As someone who doesn’t read a ton of short stories — don’t tell my ENGL 212 prof — I was pleasantly surprised when I flipped open Death by a Thousand Cuts (2024). The nine stories in this book gather into a beautifully vulnerable, and frighteningly relatable demonstration of what it is to be a woman today. I’ll admit, it’s been a while since I was able to read an entire book in one sitting, but Shashi Bhat gave me just that. Her first book of short fiction delivers an amalgamation of humour and horror, for lack of a better term, that makes the pages fly by.
From dating apps to Reddit posts and everything in between, readers are shown diverse aspects of modern womanhood. I cringed reading certain parts of the book, especially in the opening piece, “Dealbreaker” — in which a woman experiences the dark side of dating apps — and in the title story “Death by a Thousand Cuts” where a girl takes drastic measures to change her physical appearance. I felt a raw discomfort reading Bhat’s words as she depicted the internal thoughts of each character, but through my recoil came a further appreciation for women and all we endure.
Stepping back from the collection for a moment, let’s look at its author. Shashi Bhat has released three books, is a creative writing professor at Douglas College, and the editor-in-chief of EVENT magazine. She was also a finalist for the Governor General’s Award for fiction in 2022 and the Thomas Raddall Atlantic Fiction Award in 2014. I was lucky enough to speak with her about some of the specifics of her latest work as well as what inspired her to write about the experience of being a woman in the present day.
“It was just this growing awareness of what it is to exist as a woman in the world. And these small, accumulating harms and injustices that can be ultimately devastating.”
In “Dealbreaker,” we meet Asha’s date and with him the clichéd male trait of not understanding the word “no,” along with a general lack of boundaries. Mainly, it focused on the unfortunate reality of dating apps and how they have transformed the idea of relationships.
“I think there is an element of gamification, like, dark gamification … [those] weird compulsions, partly societal expectation, and partly the way our relationships have now been commodified.”
Aside from the dating app paradox, “Dealbreaker” shows how women have been groomed by society to bite their tongues. Even when Asha’s date ignores her requests, makes rude comments, drives drunk (?!), Asha carries on, wary of how he’d react if she did anything but.
In an interview with CBC’s The Next Chapter, Bhat said something that I felt fit perfectly with the message of “Dealbreaker.”
“Women will often ignore their fear instinct out of politeness.”

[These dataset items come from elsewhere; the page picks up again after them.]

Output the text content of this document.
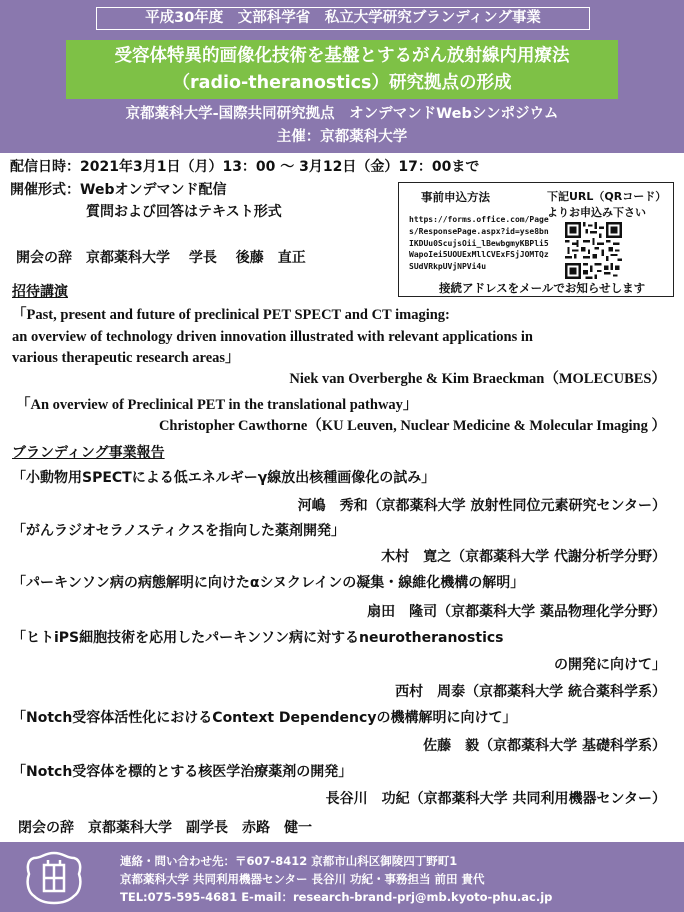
平成30年度　文部科学省　私立大学研究ブランディング事業
受容体特異的画像化技術を基盤とするがん放射線内用療法
（radio-theranostics）研究拠点の形成
京都薬科大学-国際共同研究拠点　オンデマンドWebシンポジウム
主催：京都薬科大学
配信日時：2021年3月1日（月）13：00 ～ 3月12日（金）17：00まで
開催形式：Webオンデマンド配信
質問および回答はテキスト形式
開会の辞　京都薬科大学　 学長　 後藤　直正
事前申込方法
https://forms.office.com/Pages/ResponsePage.aspx?id=yse8bnIKDUu0ScujsOii_lBewbgmyKBPli5WapoIei5UOUExMllCVExFSjJOMTQzSUdVRkpUVjNPVi4u
下記URL（QRコード）
よりお申込み下さい
接続アドレスをメールでお知らせします
招待講演
「Past, present and future of preclinical PET SPECT and CT imaging:
an overview of technology driven innovation illustrated with relevant applications in
various therapeutic research areas」
Niek van Overberghe & Kim Braeckman（MOLECUBES）
「An overview of Preclinical PET in the translational pathway」
Christopher Cawthorne（KU Leuven, Nuclear Medicine & Molecular Imaging ）
ブランディング事業報告
「小動物用SPECTによる低エネルギーγ線放出核種画像化の試み」
河嶋　秀和（京都薬科大学 放射性同位元素研究センター）
「がんラジオセラノスティクスを指向した薬剤開発」
木村　寛之（京都薬科大学 代謝分析学分野）
「パーキンソン病の病態解明に向けたαシヌクレインの凝集・線維化機構の解明」
扇田　隆司（京都薬科大学 薬品物理化学分野）
「ヒトiPS細胞技術を応用したパーキンソン病に対するneurotheranostics
の開発に向けて」
西村　周泰（京都薬科大学 統合薬科学系）
「Notch受容体活性化におけるContext Dependencyの機構解明に向けて」
佐藤　毅（京都薬科大学 基礎科学系）
「Notch受容体を標的とする核医学治療薬剤の開発」
長谷川　功紀（京都薬科大学 共同利用機器センター）
閉会の辞　京都薬科大学　副学長　赤路　健一
連絡・問い合わせ先：〒607-8412 京都市山科区御陵四丁野町1
京都薬科大学 共同利用機器センター 長谷川 功紀・事務担当 前田 貴代
TEL:075-595-4681 E-mail：research-brand-prj@mb.kyoto-phu.ac.jp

In reading these stories, I found myself thinking, “oh, these are just regular experiences.” Then I realized that if they were, no one would write a story about them. The subjects Bhat explores in this book highlight circumstances that women have become so desensitized to that they rarely think twice about them. When asked how she selected which experiences to describe, Bhat explained how she focused on the things she couldn’t stop thinking about.
“There will be some small interaction I have that upsets me, or even a line of dialogue that sticks in my mind … sometimes it’s a matter of taking that feeling of discomfort, growing it into a story, and building shape around it … There are things in life that happen that feel emotionally potent, but don’t necessarily have purpose or shape, and then putting it into a short story [is] a way of finding that purpose and shape.”
Bhat opens a door speaking about inadequate healthcare with the story “Chicken and Egg” that follows a woman’s journey with losing her hair. When she visits a doctor about it, she is dismissed. In the end, after continuous efforts of her trying to convince him there’s a problem, he says to her it’s her own fault for not seeking treatment sooner. Makes sense, right?
As Margaret Atwood once said:
“Men often ask me, ‘Why are your female characters so paranoid?’ It’s not paranoia. It’s recognition of their situation.”
Paralleling this sentiment, Bhat asks the question in “Her Ex Writes a Novel”:
“When a man depicts his ex-girlfriend as angry, why does nobody ask what it was that made her that way?”
Death by a Thousand Cuts examines the everyday struggles of women and the unrealistic expectations placed upon them; it is full of pent-up outrage toward a society that turns a blind eye to these issues. It is indicative of injury that manifests after years of external pressures. Like the wasp on the cover, it is bold, sharp, and full of stings.